Quebec French, also called Québécois French or simply Québécois, has sometimes been mocked for its different pronunciation and even vocabulary. Being called rudimentary or not proper, it turns out that Québécois is in fact a more authentic French than the one spoken in France today.
The city of Quebec was conquered by France in the 16th century. Then, in the 17th and 18th centuries, mostly aristocrats moved to what was called New France. In the meantime, in Europe, only the King and nobility spoke French, while the rest of the country spoke regional dialects like Breton, Provencal or Norman.
Once they reached the new country, they were vehement about teaching French to the locals and it did not take long for the language to catch on. The French that King Louis XIV and Molière spoke was soon heard on the streets of Quebec.
1. What did the old French sound like?
“There is one thing that characterises Quebecois French and that is its rhythm,” explained Chantal Bouchard, a sociolinguist in the French department at Montreal’s McGill University who wrote Méchante Langue: La Légitimité Linquistique du Français Parlé au Quebéc (Wicked Language: The Linguistic Legitimacy of the French Spoken in Quebec). “We in Quebec have conserved something from 17th Century French: the distinction between the long vowels and the short vowels.”
One example is that of the ai/ê vowels, which are pronounced differently in Québécois than in French. In French, there is no difference in the pronunciation of ai and ê in “vous faites” and “fête”, both being a short [ɛ]. In Québécois however, the ê in fête is long, [e].

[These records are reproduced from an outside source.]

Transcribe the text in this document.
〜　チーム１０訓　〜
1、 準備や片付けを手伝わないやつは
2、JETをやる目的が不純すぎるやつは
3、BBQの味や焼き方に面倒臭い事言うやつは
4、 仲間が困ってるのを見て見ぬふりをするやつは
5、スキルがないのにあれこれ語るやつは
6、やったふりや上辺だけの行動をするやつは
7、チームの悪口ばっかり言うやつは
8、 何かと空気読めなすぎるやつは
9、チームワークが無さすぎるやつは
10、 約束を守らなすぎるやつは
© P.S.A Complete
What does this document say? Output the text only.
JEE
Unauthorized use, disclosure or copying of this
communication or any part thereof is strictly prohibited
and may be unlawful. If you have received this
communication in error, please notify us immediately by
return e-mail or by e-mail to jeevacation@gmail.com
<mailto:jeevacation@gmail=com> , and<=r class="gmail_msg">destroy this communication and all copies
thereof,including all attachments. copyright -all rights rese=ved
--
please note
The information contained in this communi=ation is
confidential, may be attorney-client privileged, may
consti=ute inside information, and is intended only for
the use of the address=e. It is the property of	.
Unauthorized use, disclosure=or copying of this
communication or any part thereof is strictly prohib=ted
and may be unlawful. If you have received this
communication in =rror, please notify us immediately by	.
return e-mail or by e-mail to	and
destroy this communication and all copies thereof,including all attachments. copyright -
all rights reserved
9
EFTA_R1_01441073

The French have not conserved this short/long vowel difference. They still spell “faites” and “fête” differently, but they pronounce them both the same way.Chantal Bouchard, sociolinguist at Montreal’s McGill University
Historian of Quebec French at Laval University in Quebec City, Claude Poirier, studied documents from the 17th century to see if the spelling at the time would give clues to their pronunciation. He found that a lawyer from west-central France “spelled “perdre” (to lose) as “pardre”, which is closer to how some people in Quebec still pronounce the word”. Moreover, “devoir” (must) was spelled “devour” and pronounced “devou-air”, which is how older people in Quebec still pronounce it nowadays.
2. What happened?
In the middle of the 18th century, Louis Antoine de Bougainville, a French explorer, wrote that “the Canadian accent is as pure as that of the Parisians”. So, what changed? Or rather how come Canada conserved this while France changed?
In 1759 France lost the colony to the British Empire, so the connections between France and New France were broken, with many nobles returning to Europe. Then, the French revolution further isolated Canada form France.
The bourgeoisie dumped all the pronunciations they didn’t deem perfect, and they continued their purification through the 18th Century.Claude Poirier Historian of Quebec French at Laval University
Poirier’s research revealed that during the time the two Frances were disconnected, scholars in Old France started standardising the language’s grammar and pronunciation. “The Quebecois are conservatives, they conserved the French language as it was spoken in the ‘ancien régime'”, said Poirier.
While the French in France changed, the one in Quebec stayed the same. By 1830, when French people started travelling to Quebec again, the differences were already major. So much so that French diplomat and philosopher Alexis Charles Henri Clérel, comte de Tocqueville, wrote to his mother that “Canada raises our curiosity. The French nation has been preserved here. As a result, one can observe the customs and the language spoken during Louis XIV’s reign. It seems more like Old France lives on in Canada, and that it is our country which is the new one.”